When we learn, we require high quality learning material. We can't learn from gibberish, so we automatically ignore anything that doesn't make sense. A machine learning system isn't able to recognize gibberish, so we need to help it by cleaning the input data. It is often claimed that cleaning the data forms a large part of machine learning. Sometimes cleaning is already done for us, but you shouldn't count on it. To decide how to clean the data, we need to be familiar with the data. There are some projects, which try to automatically explore the data, and do something intelligent, like producing a report. For now, unfortunately, we don't have a solid solution, so you need to do some manual work.
We can do two things, which are not mutually exclusive: first scan the data and second visualize the data. This also depends on the type of data we are dealing with; whether we have a grid of numbers, images, audio, text, or something else. At the end, a grid of numbers is the most convenient form, and we will always work towards having numerical features. I will pretend that we have a table of numbers in the rest of this section.

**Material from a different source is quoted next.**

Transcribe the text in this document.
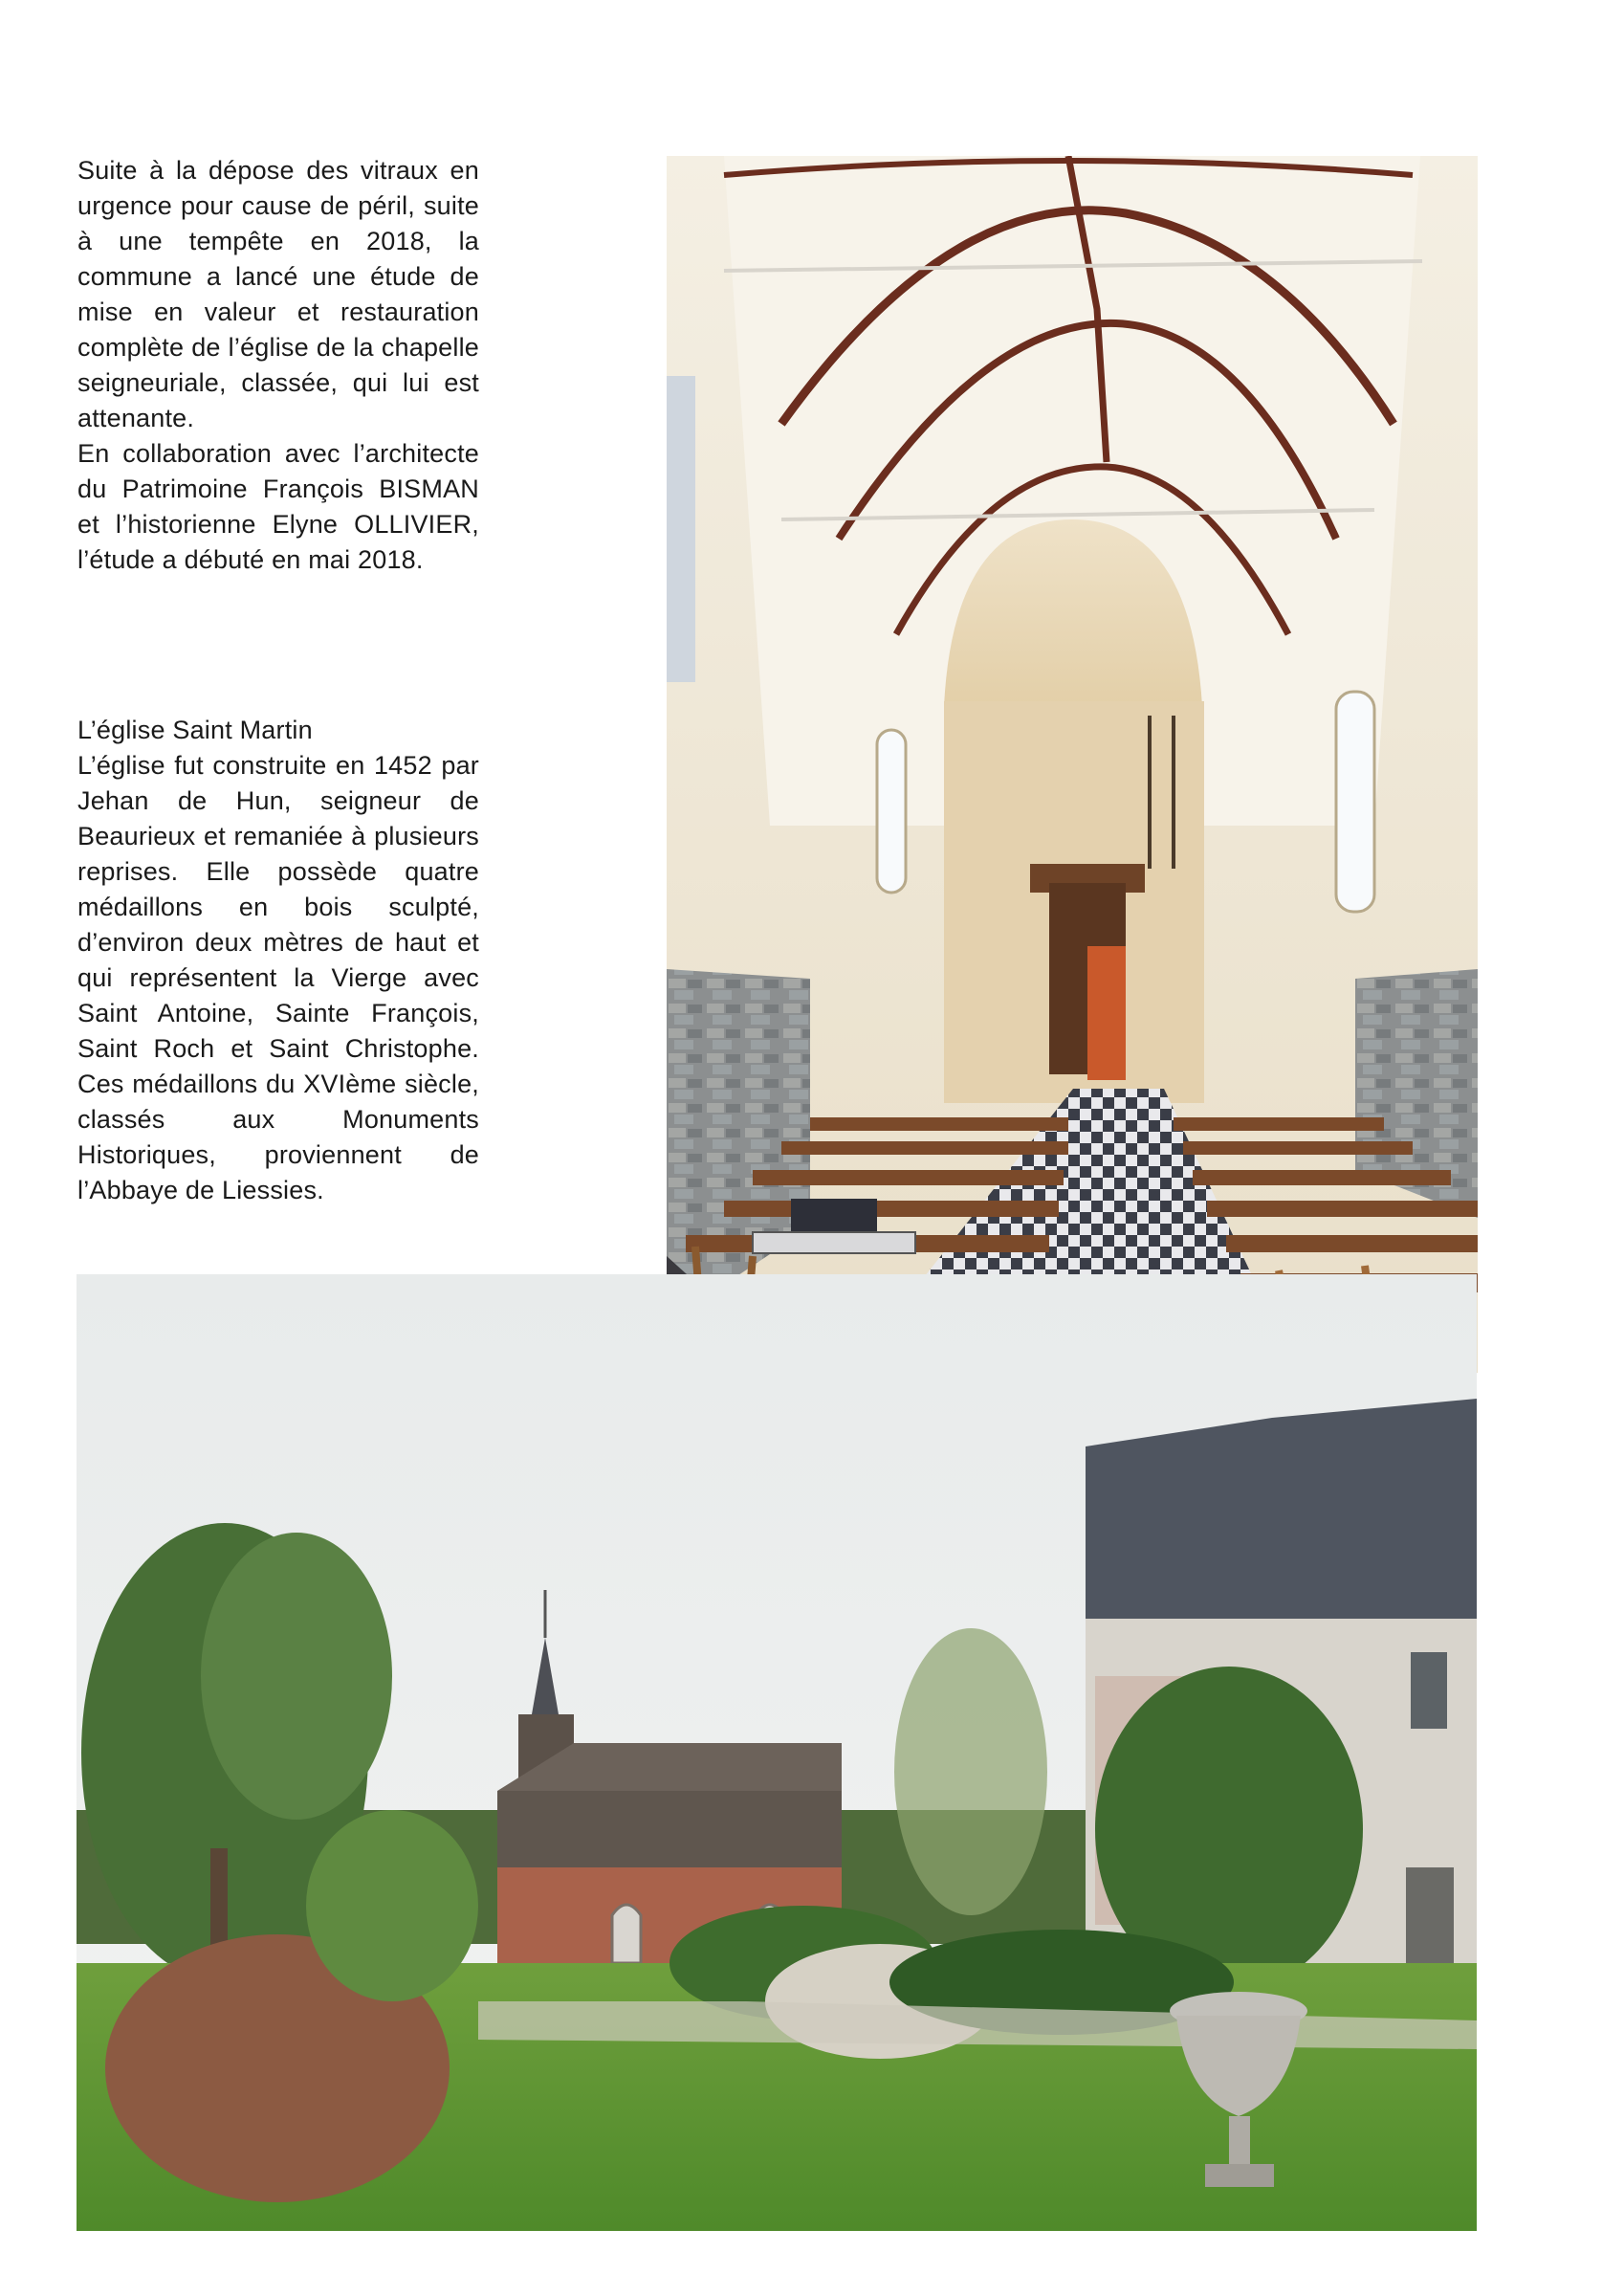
Suite à la dépose des vitraux en urgence pour cause de péril, suite à une tempête en 2018, la commune a lancé une étude de mise en valeur et restauration complète de l’église de la chapelle seigneuriale, classée, qui lui est attenante.

En collaboration avec l’architecte du Patrimoine François BISMAN et l’historienne Elyne OLLIVIER, l’étude a débuté en mai 2018.

L’église Saint Martin

L’église fut construite en 1452 par Jehan de Hun, seigneur de Beaurieux et remaniée à plusieurs reprises. Elle possède quatre médaillons en bois sculpté, d’environ deux mètres de haut et qui représentent la Vierge avec Saint Antoine, Sainte François, Saint Roch et Saint Christophe. Ces médaillons du XVIème siècle, classés aux Monuments Historiques, proviennent de l’Abbaye de Liessies.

We want to know if features miss values, how the values are distributed, and what type of features we have. Values can approximately follow a normal distribution, a binomial distribution, a Poisson distribution, or another distribution altogether. Features can be binary: either yes or no, positive or negative, and so on. They can also be categorical: pertaining to a category, for instance continents (Africa, Asia, Europe, Latin America, North America, and so on). Categorical variables can also be ordered—for instance high, medium, and low. Features can also be quantitative, for example temperature in degrees or price in dollars.

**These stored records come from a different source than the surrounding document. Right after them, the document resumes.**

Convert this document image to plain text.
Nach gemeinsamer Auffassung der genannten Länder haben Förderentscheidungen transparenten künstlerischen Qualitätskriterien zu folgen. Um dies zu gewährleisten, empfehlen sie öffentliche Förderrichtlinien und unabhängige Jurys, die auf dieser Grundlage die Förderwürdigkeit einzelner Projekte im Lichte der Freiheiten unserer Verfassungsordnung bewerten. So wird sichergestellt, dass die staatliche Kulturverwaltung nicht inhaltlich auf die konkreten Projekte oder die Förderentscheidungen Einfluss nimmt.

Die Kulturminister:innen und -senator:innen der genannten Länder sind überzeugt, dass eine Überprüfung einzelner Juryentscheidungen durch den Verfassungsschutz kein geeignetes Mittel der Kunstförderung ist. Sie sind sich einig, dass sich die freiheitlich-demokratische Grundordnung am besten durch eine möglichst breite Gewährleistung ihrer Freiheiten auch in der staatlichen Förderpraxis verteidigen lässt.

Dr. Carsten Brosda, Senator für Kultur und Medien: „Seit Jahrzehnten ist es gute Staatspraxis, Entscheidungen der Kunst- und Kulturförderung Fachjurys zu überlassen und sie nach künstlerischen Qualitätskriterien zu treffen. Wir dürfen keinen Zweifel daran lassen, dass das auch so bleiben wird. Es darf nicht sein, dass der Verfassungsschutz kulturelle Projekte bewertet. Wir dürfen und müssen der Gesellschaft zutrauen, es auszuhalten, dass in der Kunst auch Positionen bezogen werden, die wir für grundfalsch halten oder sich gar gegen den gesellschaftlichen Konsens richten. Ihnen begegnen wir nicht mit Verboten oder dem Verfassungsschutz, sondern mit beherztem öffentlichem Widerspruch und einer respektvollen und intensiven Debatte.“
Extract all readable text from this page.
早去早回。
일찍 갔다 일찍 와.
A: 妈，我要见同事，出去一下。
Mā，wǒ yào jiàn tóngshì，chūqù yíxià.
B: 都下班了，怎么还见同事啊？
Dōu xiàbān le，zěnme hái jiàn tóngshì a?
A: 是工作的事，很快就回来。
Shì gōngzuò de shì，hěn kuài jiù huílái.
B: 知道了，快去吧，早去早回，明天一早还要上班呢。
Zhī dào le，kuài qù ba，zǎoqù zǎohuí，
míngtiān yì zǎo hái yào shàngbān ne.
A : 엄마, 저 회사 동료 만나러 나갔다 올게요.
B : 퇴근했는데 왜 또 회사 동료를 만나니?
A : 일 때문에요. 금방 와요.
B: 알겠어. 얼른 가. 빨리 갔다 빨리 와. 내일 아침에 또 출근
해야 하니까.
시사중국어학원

Feature engineering is the process of creating or improving features. It's more of a dark art than a science. Features are often created based on common sense, domain knowledge, or prior experience. There are certain common techniques for feature creation, however there is no guarantee that creating new features will improve your results. We are sometimes able to use the clusters found by unsupervised learning as extra features. Deep neural networks are often able to create features automatically.